The specimen may consist of fallopian tube only or, more commonly, both fallopian tubes are present as part of a TAH and BSO.
Initial procedure and description
• the length (cm) of each fallopian tube is recorded.
• the presence or absence of a fimbriated end is noted.
• if a sterilization clip is present this is documented.
• note the presence of any gross external abnormality, such as cyst, nodule or tumour.
• if the fallopian tube is dilated, the diameter is measured.
• if necessary any gross lesion may be photographed.
• if tumour is present, note the presence or absence of serosal involvement or breach.
• if grossly normal, the fallopian tube is serially sectioned at 3-5 mm intervals.
• the presence of any gross abnormality seen on sectioning, e.g., luminal occlusion, pus, placental tissue or haemorrhage is noted.
• if an ectopic pregnancy is suspected, note the presence or absence of tubal rupture.

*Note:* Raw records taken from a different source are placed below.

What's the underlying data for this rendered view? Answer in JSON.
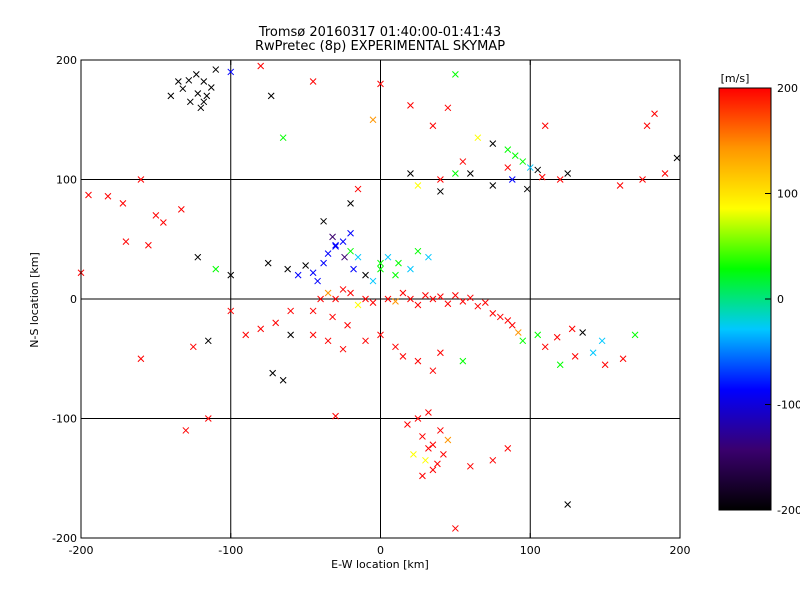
{
  "chart_data": {
    "type": "scatter",
    "title": "Tromsø 20160317 01:40:00-01:41:43",
    "subtitle": "RwPretec (8p) EXPERIMENTAL SKYMAP",
    "xlabel": "E-W location [km]",
    "ylabel": "N-S location [km]",
    "xlim": [
      -200,
      200
    ],
    "ylim": [
      -200,
      200
    ],
    "grid": true,
    "x_ticks": [
      "-200",
      "-100",
      "0",
      "100",
      "200"
    ],
    "y_ticks": [
      "-200",
      "-100",
      "0",
      "100",
      "200"
    ],
    "colorbar": {
      "label": "[m/s]",
      "range": [
        -200,
        200
      ],
      "ticks": [
        "200",
        "100",
        "0",
        "-100",
        "-200"
      ],
      "colormap": [
        "#000000",
        "#3a006e",
        "#0000ff",
        "#00c8ff",
        "#00ff00",
        "#ffff00",
        "#ff9600",
        "#ff0000"
      ]
    },
    "series": [
      {
        "marker": "x",
        "points": [
          [
            -123,
            188
          ],
          [
            -128,
            183
          ],
          [
            -118,
            182
          ],
          [
            -132,
            176
          ],
          [
            -122,
            172
          ],
          [
            -116,
            170
          ],
          [
            -127,
            165
          ],
          [
            -120,
            160
          ],
          [
            -113,
            177
          ],
          [
            -135,
            182
          ],
          [
            -110,
            192
          ],
          [
            -140,
            170
          ],
          [
            -118,
            165
          ],
          [
            -80,
            195
          ],
          [
            -73,
            170
          ],
          [
            -65,
            135
          ],
          [
            -100,
            190
          ],
          [
            -195,
            87
          ],
          [
            -182,
            86
          ],
          [
            -160,
            100
          ],
          [
            -172,
            80
          ],
          [
            -150,
            70
          ],
          [
            -133,
            75
          ],
          [
            -170,
            48
          ],
          [
            -155,
            45
          ],
          [
            -145,
            64
          ],
          [
            -122,
            35
          ],
          [
            -110,
            25
          ],
          [
            -100,
            20
          ],
          [
            -75,
            30
          ],
          [
            -62,
            25
          ],
          [
            -55,
            20
          ],
          [
            -45,
            22
          ],
          [
            -42,
            15
          ],
          [
            -35,
            38
          ],
          [
            -30,
            44
          ],
          [
            -50,
            28
          ],
          [
            -38,
            30
          ],
          [
            -24,
            35
          ],
          [
            -18,
            25
          ],
          [
            -25,
            48
          ],
          [
            -20,
            55
          ],
          [
            -32,
            52
          ],
          [
            -38,
            65
          ],
          [
            -30,
            45
          ],
          [
            -20,
            40
          ],
          [
            -15,
            35
          ],
          [
            0,
            30
          ],
          [
            5,
            35
          ],
          [
            12,
            30
          ],
          [
            20,
            25
          ],
          [
            25,
            40
          ],
          [
            32,
            35
          ],
          [
            10,
            20
          ],
          [
            0,
            25
          ],
          [
            -5,
            15
          ],
          [
            -10,
            20
          ],
          [
            -40,
            0
          ],
          [
            -35,
            5
          ],
          [
            -30,
            0
          ],
          [
            -20,
            5
          ],
          [
            -15,
            -5
          ],
          [
            -10,
            0
          ],
          [
            -5,
            -3
          ],
          [
            5,
            0
          ],
          [
            10,
            -2
          ],
          [
            15,
            5
          ],
          [
            20,
            0
          ],
          [
            25,
            -5
          ],
          [
            30,
            3
          ],
          [
            35,
            0
          ],
          [
            40,
            2
          ],
          [
            45,
            -4
          ],
          [
            50,
            3
          ],
          [
            55,
            -2
          ],
          [
            60,
            1
          ],
          [
            65,
            -6
          ],
          [
            70,
            -3
          ],
          [
            -25,
            8
          ],
          [
            -45,
            -10
          ],
          [
            -32,
            -15
          ],
          [
            -22,
            -22
          ],
          [
            75,
            -12
          ],
          [
            80,
            -15
          ],
          [
            85,
            -18
          ],
          [
            88,
            -22
          ],
          [
            92,
            -28
          ],
          [
            95,
            -35
          ],
          [
            105,
            -30
          ],
          [
            118,
            -32
          ],
          [
            128,
            -25
          ],
          [
            135,
            -28
          ],
          [
            148,
            -35
          ],
          [
            142,
            -45
          ],
          [
            162,
            -50
          ],
          [
            170,
            -30
          ],
          [
            150,
            -55
          ],
          [
            130,
            -48
          ],
          [
            110,
            -40
          ],
          [
            120,
            -55
          ],
          [
            -45,
            -30
          ],
          [
            -35,
            -35
          ],
          [
            -25,
            -42
          ],
          [
            -10,
            -35
          ],
          [
            0,
            -30
          ],
          [
            10,
            -40
          ],
          [
            15,
            -48
          ],
          [
            25,
            -52
          ],
          [
            35,
            -60
          ],
          [
            40,
            -45
          ],
          [
            55,
            -52
          ],
          [
            -60,
            -30
          ],
          [
            -72,
            -62
          ],
          [
            -65,
            -68
          ],
          [
            -30,
            -98
          ],
          [
            18,
            -105
          ],
          [
            25,
            -100
          ],
          [
            28,
            -115
          ],
          [
            32,
            -125
          ],
          [
            35,
            -122
          ],
          [
            40,
            -110
          ],
          [
            45,
            -118
          ],
          [
            30,
            -135
          ],
          [
            38,
            -138
          ],
          [
            22,
            -130
          ],
          [
            28,
            -148
          ],
          [
            42,
            -130
          ],
          [
            32,
            -95
          ],
          [
            35,
            -143
          ],
          [
            50,
            -192
          ],
          [
            60,
            -140
          ],
          [
            75,
            -135
          ],
          [
            85,
            -125
          ],
          [
            125,
            -172
          ],
          [
            -115,
            -100
          ],
          [
            -130,
            -110
          ],
          [
            -160,
            -50
          ],
          [
            -200,
            22
          ],
          [
            -125,
            -40
          ],
          [
            -115,
            -35
          ],
          [
            -100,
            -10
          ],
          [
            -45,
            182
          ],
          [
            -5,
            150
          ],
          [
            0,
            180
          ],
          [
            20,
            162
          ],
          [
            35,
            145
          ],
          [
            45,
            160
          ],
          [
            50,
            188
          ],
          [
            60,
            105
          ],
          [
            75,
            130
          ],
          [
            85,
            125
          ],
          [
            90,
            120
          ],
          [
            95,
            115
          ],
          [
            100,
            110
          ],
          [
            105,
            108
          ],
          [
            88,
            100
          ],
          [
            98,
            92
          ],
          [
            108,
            102
          ],
          [
            120,
            100
          ],
          [
            110,
            145
          ],
          [
            125,
            105
          ],
          [
            75,
            95
          ],
          [
            40,
            90
          ],
          [
            25,
            95
          ],
          [
            50,
            105
          ],
          [
            55,
            115
          ],
          [
            40,
            100
          ],
          [
            20,
            105
          ],
          [
            -15,
            92
          ],
          [
            -20,
            80
          ],
          [
            65,
            135
          ],
          [
            85,
            110
          ],
          [
            160,
            95
          ],
          [
            178,
            145
          ],
          [
            183,
            155
          ],
          [
            198,
            118
          ],
          [
            190,
            105
          ],
          [
            175,
            100
          ],
          [
            -60,
            -10
          ],
          [
            -70,
            -20
          ],
          [
            -80,
            -25
          ],
          [
            -90,
            -30
          ]
        ],
        "colors": [
          "#000000",
          "#000000",
          "#000000",
          "#000000",
          "#000000",
          "#000000",
          "#000000",
          "#000000",
          "#000000",
          "#000000",
          "#000000",
          "#000000",
          "#000000",
          "#ff0000",
          "#000000",
          "#00ff00",
          "#0000ff",
          "#ff0000",
          "#ff0000",
          "#ff0000",
          "#ff0000",
          "#ff0000",
          "#ff0000",
          "#ff0000",
          "#ff0000",
          "#ff0000",
          "#000000",
          "#00ff00",
          "#000000",
          "#000000",
          "#000000",
          "#0000ff",
          "#0000ff",
          "#0000ff",
          "#0000ff",
          "#0000ff",
          "#000000",
          "#0000ff",
          "#3a006e",
          "#0000ff",
          "#0000ff",
          "#0000ff",
          "#3a006e",
          "#000000",
          "#0000ff",
          "#00ff00",
          "#00c8ff",
          "#00ff00",
          "#00c8ff",
          "#00ff00",
          "#00c8ff",
          "#00ff00",
          "#00c8ff",
          "#00ff00",
          "#00ff00",
          "#00c8ff",
          "#000000",
          "#ff0000",
          "#ff9600",
          "#ff0000",
          "#ff0000",
          "#ffff00",
          "#ff0000",
          "#ff0000",
          "#ff0000",
          "#ff9600",
          "#ff0000",
          "#ff0000",
          "#ff0000",
          "#ff0000",
          "#ff0000",
          "#ff0000",
          "#ff0000",
          "#ff0000",
          "#ff0000",
          "#ff0000",
          "#ff0000",
          "#ff0000",
          "#ff0000",
          "#ff0000",
          "#ff0000",
          "#ff0000",
          "#ff0000",
          "#ff0000",
          "#ff0000",
          "#ff0000",
          "#ff9600",
          "#00ff00",
          "#00ff00",
          "#ff0000",
          "#ff0000",
          "#000000",
          "#00c8ff",
          "#00c8ff",
          "#ff0000",
          "#00ff00",
          "#ff0000",
          "#ff0000",
          "#ff0000",
          "#00ff00",
          "#ff0000",
          "#ff0000",
          "#ff0000",
          "#ff0000",
          "#ff0000",
          "#ff0000",
          "#ff0000",
          "#ff0000",
          "#ff0000",
          "#ff0000",
          "#00ff00",
          "#000000",
          "#000000",
          "#000000",
          "#ff0000",
          "#ff0000",
          "#ff0000",
          "#ff0000",
          "#ff0000",
          "#ff0000",
          "#ff0000",
          "#ff9600",
          "#ffff00",
          "#ff0000",
          "#ffff00",
          "#ff0000",
          "#ff0000",
          "#ff0000",
          "#ff0000",
          "#ff0000",
          "#ff0000",
          "#ff0000",
          "#ff0000",
          "#000000",
          "#ff0000",
          "#ff0000",
          "#ff0000",
          "#ff0000",
          "#ff0000",
          "#000000",
          "#ff0000",
          "#ff0000",
          "#ff9600",
          "#ff0000",
          "#ff0000",
          "#ff0000",
          "#ff0000",
          "#00ff00",
          "#000000",
          "#000000",
          "#00ff00",
          "#00ff00",
          "#00ff00",
          "#00c8ff",
          "#000000",
          "#0000ff",
          "#000000",
          "#ff0000",
          "#ff0000",
          "#ff0000",
          "#000000",
          "#000000",
          "#000000",
          "#ffff00",
          "#00ff00",
          "#ff0000",
          "#ff0000",
          "#000000",
          "#ff0000",
          "#000000",
          "#ffff00",
          "#ff0000",
          "#ff0000",
          "#ff0000",
          "#ff0000",
          "#000000",
          "#ff0000",
          "#ff0000",
          "#ff0000",
          "#ff0000",
          "#ff0000"
        ]
      },
      {
        "marker": "dot",
        "points": [],
        "colors": []
      }
    ]
  }
}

• if a tumour is present, the size in three dimensions (cm), the colour and consistency are noted as is the presence or absence of haemorrhage and necrosis.
• if a cyst is present, it is measured and documented as unilocular or multilocular. The relationship to the fallopian tube should be stated. The character of the internal and external surfaces is noted as is the consistency of the fluid.
• fallopian tubes removed prophylactically in those with a predisposition to developing ovarian cancer are serially sectioned transversely at 2-3 mm intervals. The entire fallopian tubes should be examined histologically since small neoplasms which are not visible grossly may be present.
• as stated, fallopian tubes removed prophylactically in those with a hereditary predisposition to develop ovarian cancer should be examined in their entirety.
• a single transverse section is examined in cases of tubal ligation.
• if the fallopian tube is grossly normal, one or two transverse sections are examined in a single cassette.
• any gross lesion, e.g., cyst or nodule, is blocked to show its relationship to the tube.
• in cases of suspected ectopic pregnancy, several sections should be taken (Figure 22.2). Blood clot and placental tissue identified grossly are sampled as is any site of tubal rupture. A section should also be taken from an area of grossly normal proximal tube. If trophoblastic tissue is not identified in initial sections, then extra blocks are taken.
• for malignant fallopian tube neoplasms, at least one block per cm of tumour is submitted for histology. These are taken preferentially from any gross areas of serosal involvement to show the most extensive tumour infiltration. Blocks are also taken to demonstrate origin of the tumour from the fallopian tube. Blocks of uninvolved fallopian tube should also be submitted.
• in neoplasms with a variegated appearance, grossly different areas are blocked.
• side of tumour - right/left or bilateral.
• dimensions of tumour - measure in three dimensions (cm).
1. Proximal limit
2. Multiple transverse sections of the dilated tube, its contents and any areas of deficiency
Figure 22.2. Blocking the fallopian tube in an ectopic pregnancy.
• gross appearance - solid/cystic, colour and consistency, presence of haemorrhage or necrosis.
• tumour type - most primary fallopian tube malignancies comprise serous adenocarcinomas.
• tumour differentiation - well, moderate or poorly differentiated.
• extent of local tumour spread - involvement of mucosa, submucosa, muscularis, serosa, surrounding structures.
• lymphovascular invasion - present/not present.
• lymph nodes - sites and presence or absence of tumour involvement.
• involvement of other organs, e.g., ovary, omentum.
• peritoneal washings/cystic fluid - involved/not involved by tumour.
FIGO/TNM Staging pT1 tumour limited to the fallopian tube(s). pT2 tumour involving tube(s) with pelvic extension.
pT3 tumour involving tube(s) with metastases to abdominal peritoneum, and/or regional nodes. pT4 tumour involving tube(s) with distant metastases, e.g., liver parenchyma or positive pleural fluid cytology.